The long Antarctic winter was fast approaching and we turned to meet it with resolution, knowing that if the 'Aurora' failed us in early March, that the early summer of the same year would bring relief.

[ [!-- H2 anchor --] ]

CHAPTER XIV THE QUEST OF THE SOUTH MAGNETIC POLE

Dr. R. BAGE

Send me your strongest, those who never fail.
I'm the Blizzard, King of the Southern Trail!
Sledging song.

On the afternoon of November 10, at Aladdin's Cave, after a convivial hoosh, Webb, Hurley and I said good-bye to Dr. Mawson's party and made off south for the eleven and three-quarter mile cave where our Supporting Party, Murphy, Hunter and Laseron, were waiting for us. At 7 P.M. we started almost at a run over the smooth ice, to the accompaniment of hearty cheers from Dr. Mawson, Ninnis, and Mertz; two of whom we were never to see again.

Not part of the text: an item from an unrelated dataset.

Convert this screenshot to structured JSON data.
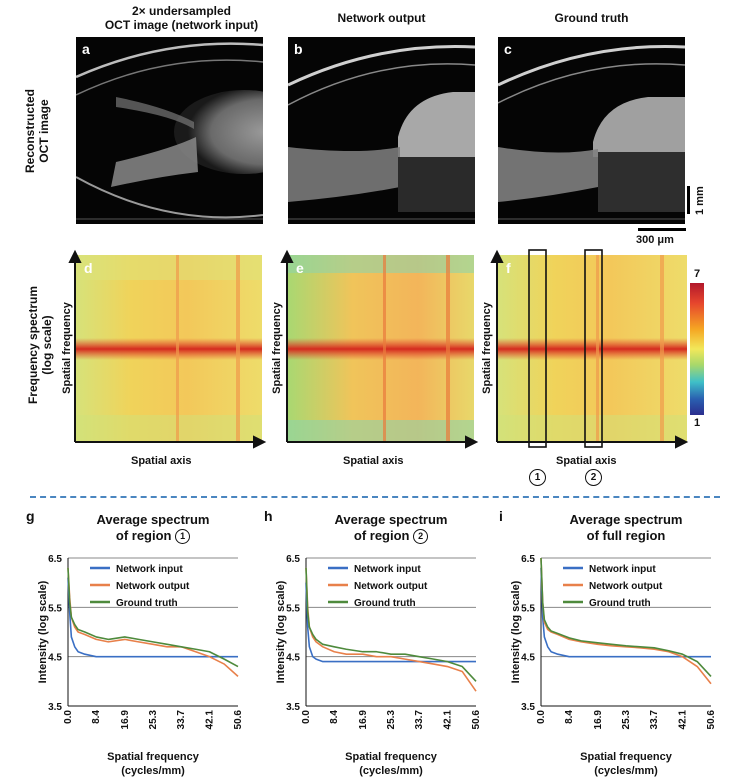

Half a mile of this easy going, and we were on snow for the first time with a loaded sledge. Uphill snow, too, and the wind rising, so it was no small relief when we finally made the Cathedral Grotto at 11.30 P.M., and found Murphy's tent pitched alongside it. The wind by this time was about forty-five miles per hour and, it being nearly dusk, the crevasses—a five-mile belt—had been fairly difficult to negotiate.